I thought that an attribute that have not been touched by will be the same between self and super, but some are not.
let
nixpkgs = import <nixpkgs> {
overlays = [
# This overlay obtains self.bash and super.bash, and save them under the
# attrs "bash-from-self" and "bash-from-super" for further examination
(self: super: {
bash-from-self = self.bash;
bash-from-super = super.bash;
})
];
};
# Retrieve bash-from-self (self.bash) and bash-from-super (super.bash)
# from the overlayed nixpkgs
inherit (nixpkgs) bash-from-self bash-from-super;
in {
# Check if bash-from-self (self.bash) and bash-from-super (super.bash)
# are same
isBashSame = (bash-from-self == bash-from-super);
inherit bash-from-self bash-from-super;
}
The above evaluates to:
{ isBashSame = false;
bash-from-self = «derivation /nix/store/zvy7mbpxqlplqpflqn5xk9szx25s4mhg-bash-4.4-p23.drv»;
bash-from-super = «derivation /nix/store/2i91sj16snsphvjrbsa62z8m4zhs261c-bash-4.4-p23.drv»; }
Showing that self.bash and super.bash is not the same, even that the bash attribute isn't touched in any overlays.
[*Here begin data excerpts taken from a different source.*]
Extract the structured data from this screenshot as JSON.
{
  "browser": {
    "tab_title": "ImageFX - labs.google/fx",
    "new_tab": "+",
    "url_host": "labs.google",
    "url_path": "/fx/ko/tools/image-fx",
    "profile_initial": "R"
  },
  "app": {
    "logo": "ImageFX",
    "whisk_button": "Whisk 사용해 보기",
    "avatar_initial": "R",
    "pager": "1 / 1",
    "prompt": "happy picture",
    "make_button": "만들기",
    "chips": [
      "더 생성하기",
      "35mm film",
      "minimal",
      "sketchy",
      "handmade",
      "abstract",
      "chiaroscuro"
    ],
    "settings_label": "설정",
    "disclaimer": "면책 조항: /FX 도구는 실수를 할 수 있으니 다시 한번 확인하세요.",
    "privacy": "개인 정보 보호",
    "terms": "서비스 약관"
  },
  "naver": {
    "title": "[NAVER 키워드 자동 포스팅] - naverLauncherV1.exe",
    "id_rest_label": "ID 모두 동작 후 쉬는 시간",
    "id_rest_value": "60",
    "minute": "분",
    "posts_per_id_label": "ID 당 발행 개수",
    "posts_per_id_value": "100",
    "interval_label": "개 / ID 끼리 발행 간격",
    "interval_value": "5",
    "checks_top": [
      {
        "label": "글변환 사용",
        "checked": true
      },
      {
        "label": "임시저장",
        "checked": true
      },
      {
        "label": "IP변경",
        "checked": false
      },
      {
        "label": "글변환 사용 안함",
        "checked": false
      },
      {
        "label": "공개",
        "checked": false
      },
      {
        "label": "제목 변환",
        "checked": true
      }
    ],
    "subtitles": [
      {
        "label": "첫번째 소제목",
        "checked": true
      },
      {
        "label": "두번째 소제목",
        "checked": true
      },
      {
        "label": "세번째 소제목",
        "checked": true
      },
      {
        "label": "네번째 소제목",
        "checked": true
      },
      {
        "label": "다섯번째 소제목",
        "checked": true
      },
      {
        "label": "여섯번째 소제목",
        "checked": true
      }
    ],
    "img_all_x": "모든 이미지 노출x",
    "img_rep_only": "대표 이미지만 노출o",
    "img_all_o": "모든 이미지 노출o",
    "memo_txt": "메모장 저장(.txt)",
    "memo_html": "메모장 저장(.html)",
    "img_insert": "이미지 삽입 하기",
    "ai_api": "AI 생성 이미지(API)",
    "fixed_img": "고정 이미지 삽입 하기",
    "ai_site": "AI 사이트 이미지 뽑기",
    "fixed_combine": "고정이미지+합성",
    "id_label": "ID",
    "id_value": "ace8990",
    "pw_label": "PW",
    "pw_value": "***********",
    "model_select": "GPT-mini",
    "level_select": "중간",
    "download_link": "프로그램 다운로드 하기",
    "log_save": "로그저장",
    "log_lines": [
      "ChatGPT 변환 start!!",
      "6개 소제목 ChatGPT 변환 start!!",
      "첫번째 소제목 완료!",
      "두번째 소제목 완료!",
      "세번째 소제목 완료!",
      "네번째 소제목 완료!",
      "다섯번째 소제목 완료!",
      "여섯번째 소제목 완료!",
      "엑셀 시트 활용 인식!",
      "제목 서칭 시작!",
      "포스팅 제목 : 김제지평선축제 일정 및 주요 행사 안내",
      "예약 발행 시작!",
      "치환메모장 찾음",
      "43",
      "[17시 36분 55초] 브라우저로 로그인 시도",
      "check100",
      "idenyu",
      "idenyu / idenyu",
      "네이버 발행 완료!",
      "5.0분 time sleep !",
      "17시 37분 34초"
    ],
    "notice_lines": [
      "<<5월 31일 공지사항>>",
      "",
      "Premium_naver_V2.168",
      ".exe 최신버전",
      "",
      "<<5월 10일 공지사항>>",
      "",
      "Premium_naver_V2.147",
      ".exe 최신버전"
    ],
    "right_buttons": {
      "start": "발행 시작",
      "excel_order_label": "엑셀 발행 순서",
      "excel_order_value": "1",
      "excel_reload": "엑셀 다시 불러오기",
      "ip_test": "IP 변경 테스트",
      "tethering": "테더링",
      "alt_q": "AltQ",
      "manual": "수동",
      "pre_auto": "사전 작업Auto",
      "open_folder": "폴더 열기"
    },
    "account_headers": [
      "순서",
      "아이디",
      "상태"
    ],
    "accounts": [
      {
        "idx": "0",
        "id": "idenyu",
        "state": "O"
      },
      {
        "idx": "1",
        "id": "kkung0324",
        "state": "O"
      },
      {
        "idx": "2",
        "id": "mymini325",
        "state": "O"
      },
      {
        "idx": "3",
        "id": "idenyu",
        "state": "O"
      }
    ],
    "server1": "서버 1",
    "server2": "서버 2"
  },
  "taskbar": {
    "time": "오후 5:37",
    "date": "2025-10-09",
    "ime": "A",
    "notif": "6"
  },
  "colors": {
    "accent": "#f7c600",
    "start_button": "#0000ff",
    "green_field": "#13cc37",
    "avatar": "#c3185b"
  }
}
Why is this happening, or did have some concepts missing in mind?
Details
More different attributes
Besides of bash, there're more attributes that are different:
let
isAttrSame =
attrName:
let
nixpkgs = import <nixpkgs> {
overlays = [
(_self: _super: { inherit _self _super; })
];
};
self = nixpkgs._self."${attrName}";
super = nixpkgs._super."${attrName}";
isSame = self == super;
in
isSame
;
in {
coreutils = isAttrSame "coreutils";
bash = isAttrSame "bash";
zsh = isAttrSame "zsh";
zlib = isAttrSame "zlib";
stdenv = isAttrSame "stdenv";
findutils = isAttrSame "findutils";
gnutar = isAttrSame "gnutar";
gcc = isAttrSame "gcc";
}
{
bash = false;
coreutils = false;
findutils = false;
gcc = true;
gnutar = true;
stdenv = true;
zlib = false;
zsh = true;
}
The builder of self.bash is super.bash?
let
nixpkgs = import <nixpkgs> {
overlays = [
(self: super: {
bash-from-self = self.bash;
bash-from-super = super.bash;
})
];
};
inherit (nixpkgs) bash-from-self bash-from-super;
in {
bash-from-self-builder = bash-from-self.drvAttrs.builder;
bash-from-super-builder = bash-from-super.drvAttrs.builder;
bash-from-self-outPath = bash-from-self.outPath;
bash-from-super-outPath = bash-from-super.outPath;
}
{ bash-from-self-builder = "/nix/store/2ws9cmamvr7xyvdg4d2nnd1bmr1zjrrq-bootstrap-tools/bin/bash";
bash-from-self-outPath = "/nix/store/06z61jbgs0vkw4i9cqqf9yl7zsfkkhw2-bash-4.4-p23";
bash-from-super-builder = "/nix/store/06z61jbgs0vkw4i9cqqf9yl7zsfkkhw2-bash-4.4-p23/bin/bash";
bash-from-super-outPath = "/nix/store/2avim7j13k75k26w18g6br8gai869nm9-bash-4.4-p23"; }
bash-from-self-outPath is the bash-from-super-builder (06z61...khw2-bash-4.4-p23).
So super.bash uses self.bash to build itself, producing another bash (2avim...9nm9-bash-4.4-p23)?
bootstrap-tools/bash --builds--> self.bash --builds--> super.bash
Why this is a problem
I want some of my packages defined in an overlay to depend on bash, coreutils and stuff. I want to use the original version of them provided directly from <nixpkgs>, not those may be overwritten by later overlays. So, in this case, seems that I should choose super.* instead of self.* to be the dependencies.
But some super.stuff is not the original nixpkgs.stuff, this causes rebuilding them as there's no binary cache and is a waste of disk space. And self.stuff can probably be overwritten by later overlays. What can I do?